It’s an era of digital innovation where it feels like something new springs up each day. But one of the most interesting innovations taking place now is the recent wave of smart glasses. Mark Zuckerberg, the CEO of Meta, has been making the rounds of radio and television ahead of Meta Connect 2024, a conference at which he will unveil the company’s roadmap for the future of digital interfacing. That roadmap will take us away from the view through the screen of a smartphone to the view through a pair of smart glasses.
Perhaps nobody has bet bigger on glasses as the next generational step forward in human-computer interaction than Meta, formerly Facebook, with Meta chief executive Zuckerberg leading the charge as the company strives to be a world leader in XR (extended reality) solutions. In fact, Meta’s move into glasses is making some headway as the digital world rethinks the decade-long obsession with smartphones and social media. That rethinking is evident in Zuckerberg’s remark that he sees such devices ‘as anti-social’, and this proves to be the more general point: that Zuckerberg and many others now hope to re-evaluate the nature of human interactive technology and, by extension, human relationships.
Meta’s smart eyewear – notably its partnership with Ray-Ban – represents a crucial shift away from the hand-held and towards a more immersive form of digital interaction, a transition now supported by the features offered through Meta’s partnerships with WhatsApp and Messenger. Not only are these glasses arguably the most advanced smart glasses so far released, but the UX also embraces voice to allow a hands-free experience. More importantly, it represents the first step in a trend towards a greater naturalisation of the human-computer relationship.
Courtesy IDCWhile the numbers cited above are interesting, the message sent by this pair of reports from ResearchAndMarkets and IDC is quite clear. It’s not just that the smart-glasses market is growing; it is literally exploding. Parked in the context of VR headsets that are declining at the same time, with a CAGR of 53.0 per cent projected from 2023 to 2030, it seems that consumer appetite for MR and AR devices has become increasingly palpable.
Take the partnership between Meta and their Italian brand Ray-Ban, which already yielded the ‘Ray-Ban Stories’, the first generation of the very eyewear range that applied ‘Facebook technology’ to replicate a simple and somewhat basic experience (for instance, you could capture a short video without pushing any button). The reviews of the product were not exactly glowing, but nevertheless, they created the basis for more visually and functionally enhanced Ray-Ban Meta smart glasses, today readily available on the market and therefore a great success story. And it’s not just about smart glasses. There are other examples of tech companies willing to invest the necessary resources to replicate the decisive characteristics of eyewear in smart glasses while listening to customer feedback and patiently moving forward and improving along the way.

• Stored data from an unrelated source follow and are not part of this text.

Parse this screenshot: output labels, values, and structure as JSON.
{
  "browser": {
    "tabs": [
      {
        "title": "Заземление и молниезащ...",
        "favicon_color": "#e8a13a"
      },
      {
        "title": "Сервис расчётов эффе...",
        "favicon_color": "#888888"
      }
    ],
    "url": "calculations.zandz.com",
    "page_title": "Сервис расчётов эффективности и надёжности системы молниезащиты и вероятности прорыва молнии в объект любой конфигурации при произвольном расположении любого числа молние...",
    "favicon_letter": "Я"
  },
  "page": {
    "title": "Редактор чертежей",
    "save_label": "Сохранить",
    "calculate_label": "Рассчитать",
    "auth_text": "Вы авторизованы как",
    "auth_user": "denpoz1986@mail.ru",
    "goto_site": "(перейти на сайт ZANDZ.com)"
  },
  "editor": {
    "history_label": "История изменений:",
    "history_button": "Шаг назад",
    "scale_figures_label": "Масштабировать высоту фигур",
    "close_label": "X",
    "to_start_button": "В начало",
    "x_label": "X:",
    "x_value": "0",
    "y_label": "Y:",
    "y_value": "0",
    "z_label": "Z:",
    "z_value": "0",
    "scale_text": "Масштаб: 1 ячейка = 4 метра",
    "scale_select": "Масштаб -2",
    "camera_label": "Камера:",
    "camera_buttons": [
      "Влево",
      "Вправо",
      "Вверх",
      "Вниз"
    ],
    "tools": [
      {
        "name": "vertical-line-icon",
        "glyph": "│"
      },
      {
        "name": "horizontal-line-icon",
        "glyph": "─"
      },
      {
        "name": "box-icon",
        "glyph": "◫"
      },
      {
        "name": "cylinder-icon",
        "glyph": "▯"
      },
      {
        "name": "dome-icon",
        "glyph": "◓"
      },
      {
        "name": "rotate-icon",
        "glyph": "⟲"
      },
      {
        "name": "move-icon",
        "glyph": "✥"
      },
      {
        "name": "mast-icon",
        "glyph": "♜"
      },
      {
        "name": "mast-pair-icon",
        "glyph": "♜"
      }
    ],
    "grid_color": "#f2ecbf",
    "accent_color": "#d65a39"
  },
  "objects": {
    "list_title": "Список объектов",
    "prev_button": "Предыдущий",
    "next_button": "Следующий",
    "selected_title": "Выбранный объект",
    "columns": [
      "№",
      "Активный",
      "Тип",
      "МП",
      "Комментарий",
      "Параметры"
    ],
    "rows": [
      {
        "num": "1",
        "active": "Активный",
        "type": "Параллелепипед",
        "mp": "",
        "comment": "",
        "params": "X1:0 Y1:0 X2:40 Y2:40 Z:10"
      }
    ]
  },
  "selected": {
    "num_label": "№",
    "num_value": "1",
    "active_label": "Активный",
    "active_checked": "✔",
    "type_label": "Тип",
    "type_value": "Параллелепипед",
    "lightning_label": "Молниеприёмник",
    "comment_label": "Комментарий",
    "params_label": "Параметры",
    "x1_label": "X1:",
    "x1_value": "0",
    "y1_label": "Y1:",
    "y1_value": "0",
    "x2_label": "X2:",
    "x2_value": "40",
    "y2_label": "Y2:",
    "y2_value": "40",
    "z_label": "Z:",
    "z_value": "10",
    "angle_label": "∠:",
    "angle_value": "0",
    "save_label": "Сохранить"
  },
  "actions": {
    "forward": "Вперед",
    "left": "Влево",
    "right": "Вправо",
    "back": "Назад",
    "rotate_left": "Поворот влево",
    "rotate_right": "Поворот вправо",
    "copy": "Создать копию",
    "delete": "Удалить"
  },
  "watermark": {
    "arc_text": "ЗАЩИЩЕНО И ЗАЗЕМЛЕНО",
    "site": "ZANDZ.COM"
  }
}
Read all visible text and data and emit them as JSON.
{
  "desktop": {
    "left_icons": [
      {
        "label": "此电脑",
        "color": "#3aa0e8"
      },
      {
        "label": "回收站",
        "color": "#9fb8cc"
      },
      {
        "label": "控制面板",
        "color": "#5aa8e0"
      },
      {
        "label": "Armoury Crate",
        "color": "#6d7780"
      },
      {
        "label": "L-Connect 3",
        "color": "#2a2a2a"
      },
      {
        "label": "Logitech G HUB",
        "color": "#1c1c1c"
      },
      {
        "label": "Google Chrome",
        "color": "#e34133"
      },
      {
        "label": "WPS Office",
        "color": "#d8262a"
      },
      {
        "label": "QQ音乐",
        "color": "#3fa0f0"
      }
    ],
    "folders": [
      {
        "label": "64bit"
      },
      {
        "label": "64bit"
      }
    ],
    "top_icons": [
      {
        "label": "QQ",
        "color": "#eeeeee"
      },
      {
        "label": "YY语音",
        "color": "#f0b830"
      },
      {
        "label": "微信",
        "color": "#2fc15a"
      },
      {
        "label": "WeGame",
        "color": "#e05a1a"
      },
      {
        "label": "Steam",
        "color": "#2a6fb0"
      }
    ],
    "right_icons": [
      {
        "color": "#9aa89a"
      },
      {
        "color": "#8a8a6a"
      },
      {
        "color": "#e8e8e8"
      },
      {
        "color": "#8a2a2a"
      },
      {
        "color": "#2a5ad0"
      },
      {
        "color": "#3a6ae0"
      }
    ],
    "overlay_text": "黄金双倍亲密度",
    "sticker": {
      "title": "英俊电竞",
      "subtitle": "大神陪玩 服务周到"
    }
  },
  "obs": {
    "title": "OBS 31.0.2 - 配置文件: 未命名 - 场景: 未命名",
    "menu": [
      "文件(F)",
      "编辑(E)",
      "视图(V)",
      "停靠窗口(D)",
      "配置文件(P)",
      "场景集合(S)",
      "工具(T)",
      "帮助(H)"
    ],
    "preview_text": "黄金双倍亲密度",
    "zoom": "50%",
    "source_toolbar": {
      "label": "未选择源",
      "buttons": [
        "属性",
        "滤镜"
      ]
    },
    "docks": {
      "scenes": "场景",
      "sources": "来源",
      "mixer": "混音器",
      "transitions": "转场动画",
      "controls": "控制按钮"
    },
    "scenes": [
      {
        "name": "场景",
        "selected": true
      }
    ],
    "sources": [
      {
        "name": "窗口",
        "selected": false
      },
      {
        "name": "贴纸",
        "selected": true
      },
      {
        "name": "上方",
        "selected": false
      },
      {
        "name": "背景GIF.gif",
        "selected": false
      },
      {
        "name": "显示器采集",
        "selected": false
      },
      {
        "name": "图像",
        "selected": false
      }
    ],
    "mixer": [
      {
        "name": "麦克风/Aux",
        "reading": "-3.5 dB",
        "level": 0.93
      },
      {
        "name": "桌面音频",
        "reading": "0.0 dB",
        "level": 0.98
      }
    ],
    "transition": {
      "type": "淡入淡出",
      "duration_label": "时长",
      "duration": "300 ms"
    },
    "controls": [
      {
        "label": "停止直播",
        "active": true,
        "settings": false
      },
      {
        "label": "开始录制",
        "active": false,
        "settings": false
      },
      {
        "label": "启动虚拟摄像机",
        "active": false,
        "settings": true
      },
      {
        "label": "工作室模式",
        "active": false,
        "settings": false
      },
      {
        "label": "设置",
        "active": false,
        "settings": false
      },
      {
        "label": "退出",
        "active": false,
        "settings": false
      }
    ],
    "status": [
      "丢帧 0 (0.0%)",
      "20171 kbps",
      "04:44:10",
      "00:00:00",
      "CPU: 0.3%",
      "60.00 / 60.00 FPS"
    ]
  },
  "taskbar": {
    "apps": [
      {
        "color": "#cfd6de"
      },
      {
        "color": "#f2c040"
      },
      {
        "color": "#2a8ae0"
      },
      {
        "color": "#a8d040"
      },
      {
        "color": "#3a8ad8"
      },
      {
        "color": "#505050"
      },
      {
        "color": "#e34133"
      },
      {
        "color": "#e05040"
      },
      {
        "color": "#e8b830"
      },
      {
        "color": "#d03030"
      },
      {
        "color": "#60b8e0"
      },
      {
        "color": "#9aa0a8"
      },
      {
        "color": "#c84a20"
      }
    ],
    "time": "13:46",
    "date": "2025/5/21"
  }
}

When Meta Connect 2024 finally arrives, the tech press will be paying close attention. Meta has the stage to itself, and the company has so many more ideas to unleash onto the world. Rumours swirl of a new, cheaper model of Meta’s Quest 3 VR headset, but if the leaks are to be believed, the big show could be smart glasses. For better or worse, Meta is poised to lead us into our next tech landscape. And not only with new hardware. It’s talking about AI, apps and an open ecosystem. Meta has a vision for a new way of interacting with the internet that goes way beyond the desktop.
Full circle then, for the ‘Ray’ in Mark’s smart-glasses, which carries the promise of the smart digital life to come. A device that cleverly combines AI, AR and voice-recognition represents more than a dazzling new gadget. It points a way to a future digitisation that’s more connected, more intuitive, more immersive. The future isn’t just bright. It wears glasses. That’s a wrap then for Meta Connect 2023, and it appears we have tantalising tidings from Meta Connect 2024. For now, perhaps it’s appropriate to conclude with an observation from the American writer Julian Darius, reflecting on the power of the film Blade Runner (1982), one of the great cultural epics of the age of Big Data: Maybe all the different kinds of things we want – a future that’s safe, a future that’s real, a future that’s magical and exciting and filled with sublime beauty, a future that feels meaningful to us – are not things we can get. What we can get is this.
The evolution in smart glasses including the Meta-Ray-Ban project will eventually get us to a point where the digital world isn’t something we access, but something we live in. It will change how we think about and interact with people in both our real and our digital lives, and it will move us closer to a world that’s more connected than the one we have now, even with the screens in our hands. As we stand on the edge of that new era, the question is no longer if smart glasses will become part of our everyday digital lives – it’s how quickly.